E você? Tudo bem aí nesse calorão?

Eu quero olhar para Elena nua, e ver Elena tirar a roupa porque estou diante dela, olhar para a cicatriz que restou no ventre depois da operação no intestino. Quero os peitos quando estiverem cheios de leite, os pés descalços e inchados, os cabelos presos num elástico de papelaria, a barriga que não me pertence. Quero olhar para Elena naquela manhã em que cheguei de volta em casa desprovido de desculpas ou vergonha e confessar que o nome dela era Rita, a gente tinha um caso há quase um ano. Quando aconteceu pela primeira vez, pareceu um acidente e que acabaria por ali, mas então aconteceu de novo, e de novo, e de novo.

Enfim, te disse a novidade. Se cuida! Beijos.
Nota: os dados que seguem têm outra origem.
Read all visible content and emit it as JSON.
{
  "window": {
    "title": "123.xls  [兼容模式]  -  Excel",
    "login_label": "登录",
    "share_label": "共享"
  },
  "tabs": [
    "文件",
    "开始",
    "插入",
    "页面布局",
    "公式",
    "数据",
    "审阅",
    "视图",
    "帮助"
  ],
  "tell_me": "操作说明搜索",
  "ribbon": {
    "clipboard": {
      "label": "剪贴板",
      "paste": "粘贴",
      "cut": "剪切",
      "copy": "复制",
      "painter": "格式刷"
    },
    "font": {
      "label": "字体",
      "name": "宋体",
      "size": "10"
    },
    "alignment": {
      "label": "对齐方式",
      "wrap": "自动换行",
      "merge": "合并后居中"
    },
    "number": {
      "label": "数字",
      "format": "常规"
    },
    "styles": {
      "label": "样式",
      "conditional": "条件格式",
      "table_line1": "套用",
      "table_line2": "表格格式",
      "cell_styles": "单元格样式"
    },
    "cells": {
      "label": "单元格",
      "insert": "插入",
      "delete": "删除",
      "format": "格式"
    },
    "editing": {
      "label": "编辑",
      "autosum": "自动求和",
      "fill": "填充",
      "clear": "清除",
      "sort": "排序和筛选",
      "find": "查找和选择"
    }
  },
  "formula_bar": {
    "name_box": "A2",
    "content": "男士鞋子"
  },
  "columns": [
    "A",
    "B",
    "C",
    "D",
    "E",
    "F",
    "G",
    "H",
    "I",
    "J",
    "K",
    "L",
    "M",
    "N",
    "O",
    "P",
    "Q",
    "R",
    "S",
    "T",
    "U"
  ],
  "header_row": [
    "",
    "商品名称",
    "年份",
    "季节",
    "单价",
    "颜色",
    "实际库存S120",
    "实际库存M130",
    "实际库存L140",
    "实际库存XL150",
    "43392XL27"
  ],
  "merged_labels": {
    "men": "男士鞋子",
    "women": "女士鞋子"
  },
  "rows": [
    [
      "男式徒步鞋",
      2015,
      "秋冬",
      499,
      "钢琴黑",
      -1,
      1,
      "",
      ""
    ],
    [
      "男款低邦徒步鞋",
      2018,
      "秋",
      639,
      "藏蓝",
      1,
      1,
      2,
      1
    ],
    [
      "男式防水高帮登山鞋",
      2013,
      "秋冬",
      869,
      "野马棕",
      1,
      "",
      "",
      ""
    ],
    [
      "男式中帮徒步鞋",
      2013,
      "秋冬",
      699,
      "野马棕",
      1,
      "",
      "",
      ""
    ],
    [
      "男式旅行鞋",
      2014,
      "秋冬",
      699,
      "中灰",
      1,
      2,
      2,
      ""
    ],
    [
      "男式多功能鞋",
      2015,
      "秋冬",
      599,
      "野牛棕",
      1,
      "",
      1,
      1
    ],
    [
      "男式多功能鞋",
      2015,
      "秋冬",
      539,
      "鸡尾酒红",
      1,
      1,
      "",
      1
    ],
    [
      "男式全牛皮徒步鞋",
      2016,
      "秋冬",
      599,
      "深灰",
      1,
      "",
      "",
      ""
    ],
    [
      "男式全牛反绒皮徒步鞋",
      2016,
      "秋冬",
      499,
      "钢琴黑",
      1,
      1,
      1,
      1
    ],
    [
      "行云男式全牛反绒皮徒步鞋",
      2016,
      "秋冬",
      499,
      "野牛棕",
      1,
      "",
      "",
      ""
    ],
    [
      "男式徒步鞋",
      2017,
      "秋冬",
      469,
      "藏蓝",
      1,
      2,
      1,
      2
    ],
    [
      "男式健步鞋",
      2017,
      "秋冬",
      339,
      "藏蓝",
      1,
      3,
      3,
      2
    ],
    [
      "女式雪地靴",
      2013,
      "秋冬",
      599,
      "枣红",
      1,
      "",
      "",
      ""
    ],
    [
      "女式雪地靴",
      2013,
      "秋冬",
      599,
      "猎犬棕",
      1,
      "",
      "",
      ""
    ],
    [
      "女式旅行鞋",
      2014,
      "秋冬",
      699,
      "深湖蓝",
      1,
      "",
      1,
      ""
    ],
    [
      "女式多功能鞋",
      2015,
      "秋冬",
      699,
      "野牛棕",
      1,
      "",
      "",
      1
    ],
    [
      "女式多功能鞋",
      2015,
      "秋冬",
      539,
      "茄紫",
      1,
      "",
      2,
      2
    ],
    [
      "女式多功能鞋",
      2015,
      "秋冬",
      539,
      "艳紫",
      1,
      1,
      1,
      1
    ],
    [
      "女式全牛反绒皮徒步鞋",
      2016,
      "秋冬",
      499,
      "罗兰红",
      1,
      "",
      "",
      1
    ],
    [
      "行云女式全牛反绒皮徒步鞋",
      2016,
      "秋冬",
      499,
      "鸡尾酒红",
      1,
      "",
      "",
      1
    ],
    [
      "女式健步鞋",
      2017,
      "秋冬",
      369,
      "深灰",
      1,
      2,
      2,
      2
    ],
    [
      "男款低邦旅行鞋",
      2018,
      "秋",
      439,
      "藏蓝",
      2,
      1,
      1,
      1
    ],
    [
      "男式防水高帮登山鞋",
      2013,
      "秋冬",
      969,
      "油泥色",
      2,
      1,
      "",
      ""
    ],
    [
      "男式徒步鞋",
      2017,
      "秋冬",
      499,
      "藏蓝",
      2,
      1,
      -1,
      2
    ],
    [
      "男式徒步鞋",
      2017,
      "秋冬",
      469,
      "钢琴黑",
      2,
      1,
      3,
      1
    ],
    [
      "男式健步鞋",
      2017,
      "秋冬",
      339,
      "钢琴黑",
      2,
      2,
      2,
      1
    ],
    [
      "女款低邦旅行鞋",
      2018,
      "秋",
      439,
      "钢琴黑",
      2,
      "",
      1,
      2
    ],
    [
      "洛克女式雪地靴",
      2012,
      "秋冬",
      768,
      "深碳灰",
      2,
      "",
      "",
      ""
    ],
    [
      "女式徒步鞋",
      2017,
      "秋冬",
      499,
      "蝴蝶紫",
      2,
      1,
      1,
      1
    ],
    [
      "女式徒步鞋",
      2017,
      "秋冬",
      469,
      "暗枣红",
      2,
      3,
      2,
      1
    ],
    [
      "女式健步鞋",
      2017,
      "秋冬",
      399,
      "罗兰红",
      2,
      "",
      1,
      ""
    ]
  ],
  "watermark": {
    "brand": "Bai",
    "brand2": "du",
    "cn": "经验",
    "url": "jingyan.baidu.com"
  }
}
Na última vez em que vi Elena, uns meses antes dela ir para Blumenau com Pedro, dividimos uma mesa na calçada para podermos fumar. Ela me contava que estava cansada de Pedro. Eu contei que, depois de ler uma passagem dentro de um romance da Elvira Vigna onde uma mulher conta ao leitor como a persistente negação do marido flagrado em adultério em dizer a ela a verdade contaminou todo o convívio do casal, tinha me dado conta do tamanho da merda que eu havia feito conosco, e especialmente com ela. Que eu não me lembrava de ter sido honesto com ela a respeito de como eu me habituei a mentir cotidianamente enquanto estivemos juntos porque achava que a verdade iria fazer com que ela deixasse de me amar. Que dez anos depois dela ter ido embora eu ainda não conseguia olhar para ela sem pensar no que poderia ter sido.

Elena sorriu. Disse que era bom ouvir aquelas palavras de mim. Porque teve muita raiva quando foi embora, raiva daquele homem que ela amou. Mas descobri depois, sabe, que raiva passa. Eu não penso no que poderia ter sido porque aprendi a lembrar do que foi, e teve muita coisa bacana no que foi. Vamos pedir mais uma cerveja e a conta? Está ficando tarde para mim, já.

Elena dividiu uma corrida de táxi comigo e desceu antes. A minha Elena diria para eu descer junto e irmos para seu apartamento. Elena me deu boa noite e disse para eu mandar mensagem quando chegasse em casa. E voltou para Pedro.